Para emitir seu parecer o Comitê Econômico e Social adotou como parâmetro de referência a legislação de falência dos Estados Unidos. Justifica essa escolha em razão do suposto equilíbrio que a lei norte-americana procura estabelecer entre devedores, credores e trabalhadores da instituição falida, considerando, ainda, os interesses da sociedade em geral na recuperação e manutenção da empresa.
CONCLUSÃO
O objetivo focal dos blocos de integração econômica é a abertura de mercado entre países de uma mesma região, países estes situados em diferentes patamares de desenvolvimento comercial e industrial, suscetíveis, portanto, a uma concorrência empresarial que pode desestabilizar setores pouco competitivos e ainda incipientes da economia local.
Assim, ao invés de resultar em um crescimento sócio-econômico integrado e complementar, os blocos de integração também podem acentuar as assimetrias internas, perpetuando a dependência de alguns mercados em relação a outros e, inclusive, desmontando alguns setores da economia local em favor daquele correspondente em país parceiro do bloco.
Para equacionar esses desequilíbrios estruturais, medidas efetivas devem ser empreendidas pelos órgãos comunitários em conjunto com os Estados-Membros do organismo de integração. Nesse aspecto, é essencial a harmonização da legislação sobre quebras e sobre as medidas de saneamento de empresas em processo de falência.
Apesar disso, tanto nos blocos de integração americanos como na União Européia, apesar das diferenças entre os países que integram um e outro, observa-se uma grande dificuldade em se alterar as regras tradicionais, vigentes desde o século XIX, apesar da complexidade das relações econômicas contemporâneas.

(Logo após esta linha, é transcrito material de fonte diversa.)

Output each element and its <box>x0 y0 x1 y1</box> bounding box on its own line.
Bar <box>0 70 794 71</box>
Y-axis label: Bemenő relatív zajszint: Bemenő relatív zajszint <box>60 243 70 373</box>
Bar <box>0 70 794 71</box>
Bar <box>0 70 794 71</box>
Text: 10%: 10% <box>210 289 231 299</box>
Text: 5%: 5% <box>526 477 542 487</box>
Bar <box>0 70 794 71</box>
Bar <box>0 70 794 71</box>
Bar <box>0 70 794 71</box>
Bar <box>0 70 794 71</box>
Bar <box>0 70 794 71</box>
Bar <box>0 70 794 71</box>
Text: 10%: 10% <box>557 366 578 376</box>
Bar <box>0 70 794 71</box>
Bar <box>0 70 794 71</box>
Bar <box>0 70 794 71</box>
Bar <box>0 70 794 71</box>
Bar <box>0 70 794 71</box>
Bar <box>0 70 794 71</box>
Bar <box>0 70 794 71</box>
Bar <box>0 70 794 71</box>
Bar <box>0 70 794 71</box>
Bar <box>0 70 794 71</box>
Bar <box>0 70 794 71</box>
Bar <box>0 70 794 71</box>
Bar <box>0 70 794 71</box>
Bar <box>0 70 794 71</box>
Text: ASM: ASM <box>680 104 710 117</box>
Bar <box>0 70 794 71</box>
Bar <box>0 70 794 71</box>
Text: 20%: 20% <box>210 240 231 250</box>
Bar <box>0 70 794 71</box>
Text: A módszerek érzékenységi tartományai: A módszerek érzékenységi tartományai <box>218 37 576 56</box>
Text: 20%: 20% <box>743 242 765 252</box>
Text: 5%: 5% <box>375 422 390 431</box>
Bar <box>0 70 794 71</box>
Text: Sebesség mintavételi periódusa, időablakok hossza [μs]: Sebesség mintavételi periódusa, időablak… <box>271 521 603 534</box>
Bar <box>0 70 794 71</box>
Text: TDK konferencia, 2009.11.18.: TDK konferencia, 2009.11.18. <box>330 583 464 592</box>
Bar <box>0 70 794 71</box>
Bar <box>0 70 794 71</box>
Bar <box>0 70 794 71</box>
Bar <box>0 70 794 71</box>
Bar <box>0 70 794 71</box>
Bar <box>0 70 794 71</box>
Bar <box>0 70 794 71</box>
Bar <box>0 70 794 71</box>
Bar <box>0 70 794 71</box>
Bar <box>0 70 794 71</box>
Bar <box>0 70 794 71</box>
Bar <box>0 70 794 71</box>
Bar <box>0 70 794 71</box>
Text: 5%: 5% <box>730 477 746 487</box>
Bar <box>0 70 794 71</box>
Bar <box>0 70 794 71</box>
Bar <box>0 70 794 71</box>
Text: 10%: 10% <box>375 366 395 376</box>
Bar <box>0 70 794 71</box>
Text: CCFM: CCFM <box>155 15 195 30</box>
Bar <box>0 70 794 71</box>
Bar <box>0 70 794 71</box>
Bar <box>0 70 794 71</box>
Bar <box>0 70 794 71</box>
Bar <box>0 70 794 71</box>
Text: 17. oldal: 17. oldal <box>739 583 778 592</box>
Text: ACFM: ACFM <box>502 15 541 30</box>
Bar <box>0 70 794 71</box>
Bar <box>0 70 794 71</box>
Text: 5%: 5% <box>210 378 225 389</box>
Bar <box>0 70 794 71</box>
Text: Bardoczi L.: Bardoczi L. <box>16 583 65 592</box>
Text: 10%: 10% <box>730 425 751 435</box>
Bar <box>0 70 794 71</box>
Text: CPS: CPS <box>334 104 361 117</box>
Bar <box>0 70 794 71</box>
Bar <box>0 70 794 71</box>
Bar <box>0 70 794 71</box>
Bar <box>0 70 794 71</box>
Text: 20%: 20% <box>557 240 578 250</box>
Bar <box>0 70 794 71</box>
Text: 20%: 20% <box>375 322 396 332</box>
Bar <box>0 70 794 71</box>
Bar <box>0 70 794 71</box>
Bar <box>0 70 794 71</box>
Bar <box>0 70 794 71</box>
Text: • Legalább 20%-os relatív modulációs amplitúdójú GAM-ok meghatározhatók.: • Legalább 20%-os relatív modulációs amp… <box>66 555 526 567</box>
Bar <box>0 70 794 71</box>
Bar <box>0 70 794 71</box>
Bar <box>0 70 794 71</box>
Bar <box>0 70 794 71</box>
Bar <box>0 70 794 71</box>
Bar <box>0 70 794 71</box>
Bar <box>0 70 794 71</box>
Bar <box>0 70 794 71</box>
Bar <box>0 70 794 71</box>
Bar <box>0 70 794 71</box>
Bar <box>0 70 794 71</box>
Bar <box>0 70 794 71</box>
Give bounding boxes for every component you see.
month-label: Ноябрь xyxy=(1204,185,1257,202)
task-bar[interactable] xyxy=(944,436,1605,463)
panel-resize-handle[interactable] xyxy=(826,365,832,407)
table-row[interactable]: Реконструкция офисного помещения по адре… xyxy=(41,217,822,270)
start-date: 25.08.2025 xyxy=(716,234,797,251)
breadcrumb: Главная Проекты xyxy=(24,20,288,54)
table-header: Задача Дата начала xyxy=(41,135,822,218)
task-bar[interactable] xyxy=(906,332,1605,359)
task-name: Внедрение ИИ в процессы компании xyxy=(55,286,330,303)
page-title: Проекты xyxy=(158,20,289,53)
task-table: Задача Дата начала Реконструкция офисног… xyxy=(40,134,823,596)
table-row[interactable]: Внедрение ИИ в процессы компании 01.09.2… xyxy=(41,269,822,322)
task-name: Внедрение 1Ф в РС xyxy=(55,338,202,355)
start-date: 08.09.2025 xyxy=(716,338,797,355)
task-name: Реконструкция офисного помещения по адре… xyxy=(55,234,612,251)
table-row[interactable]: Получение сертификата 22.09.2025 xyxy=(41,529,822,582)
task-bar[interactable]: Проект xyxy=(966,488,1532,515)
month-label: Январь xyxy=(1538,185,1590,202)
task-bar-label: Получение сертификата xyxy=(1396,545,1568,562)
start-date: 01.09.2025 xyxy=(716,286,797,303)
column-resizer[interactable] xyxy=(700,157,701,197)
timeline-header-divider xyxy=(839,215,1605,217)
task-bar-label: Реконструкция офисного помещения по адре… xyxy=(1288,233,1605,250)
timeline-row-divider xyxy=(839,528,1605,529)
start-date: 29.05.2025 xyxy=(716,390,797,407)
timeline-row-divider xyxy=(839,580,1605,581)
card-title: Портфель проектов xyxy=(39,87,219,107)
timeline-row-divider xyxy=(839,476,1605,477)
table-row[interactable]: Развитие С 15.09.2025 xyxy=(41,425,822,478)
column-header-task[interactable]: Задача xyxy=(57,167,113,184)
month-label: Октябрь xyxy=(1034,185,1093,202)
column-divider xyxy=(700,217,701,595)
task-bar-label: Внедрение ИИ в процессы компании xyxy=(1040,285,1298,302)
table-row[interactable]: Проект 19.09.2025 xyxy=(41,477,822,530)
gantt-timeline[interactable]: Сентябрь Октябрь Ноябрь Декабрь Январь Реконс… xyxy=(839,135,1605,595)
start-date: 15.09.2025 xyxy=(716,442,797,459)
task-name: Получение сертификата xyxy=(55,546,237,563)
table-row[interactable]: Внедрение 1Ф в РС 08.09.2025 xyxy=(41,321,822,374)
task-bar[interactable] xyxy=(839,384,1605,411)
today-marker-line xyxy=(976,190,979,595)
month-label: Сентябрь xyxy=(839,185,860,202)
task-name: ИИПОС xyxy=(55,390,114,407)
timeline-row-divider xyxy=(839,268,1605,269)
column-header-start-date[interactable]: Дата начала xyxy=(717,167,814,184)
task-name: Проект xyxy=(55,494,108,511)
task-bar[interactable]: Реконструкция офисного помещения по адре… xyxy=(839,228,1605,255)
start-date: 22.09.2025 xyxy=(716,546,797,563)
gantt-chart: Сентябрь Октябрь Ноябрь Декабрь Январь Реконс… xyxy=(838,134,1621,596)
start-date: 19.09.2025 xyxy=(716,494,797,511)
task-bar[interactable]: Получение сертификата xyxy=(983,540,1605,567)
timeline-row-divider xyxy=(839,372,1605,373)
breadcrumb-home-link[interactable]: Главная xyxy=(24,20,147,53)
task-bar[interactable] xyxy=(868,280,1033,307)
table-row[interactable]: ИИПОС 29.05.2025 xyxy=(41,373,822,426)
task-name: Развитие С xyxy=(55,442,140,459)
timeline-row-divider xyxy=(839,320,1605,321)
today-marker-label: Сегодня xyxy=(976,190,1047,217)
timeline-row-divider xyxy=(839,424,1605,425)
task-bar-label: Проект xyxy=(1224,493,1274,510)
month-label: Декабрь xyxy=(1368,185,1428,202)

Em uma economia cada vez mais integrada, globalizada, frequentemente inovada por recursos tecnológicos e altamente dependente da estabilidade do setor financeiro mundial são várias as causas que podem levar empresas à bancarrota.
Urge, portanto, a elaboração de uma legislação falimentar que leve em consideração essa realidade, muito diferente daquela que inspirou as tradicionais normas sobre insolvência e que não levam em consideração os novos desafios que recaem sobre o empresário e nem os aspectos sociais que envolvem a quebra de uma empresa. O fato é que, no contexto atual, uma falência não é causada, necessariamente, por atos fraudulentos ou irresponsáveis do falido, mas por uma série de circunstâncias alheias a administração da empresa, que está sujeita, diuturnamente, aos riscos inerentes ao sistema mundial de mercados.
Para responder a essa nova realidade o desafio é empreender mudanças substanciais nas legislações sobre insolvência, de forma a incorporar dispositivos que protejam, efetivamente, os interesses de todas as partes envolvidas. Uma das preocupações é de se estabelecer um processo judicial simples, rápido e que possibilite tanto a maximização do valor dos ativos da massa falida como a restrição das proibições legais e das desqualificações que recaem sobre o devedor não fraudulento.
Além disso, as autoridades competentes ainda devem estabelecer políticas públicas eficientes de recuperação da empresa e reabilitação do empresário falido, disponibilizando meios eficazes para um novo arranque, já que o sucesso empresarial de um interessa a toda a economia do país. Nos momentos de crise estas questões ficam ainda mais evidentes.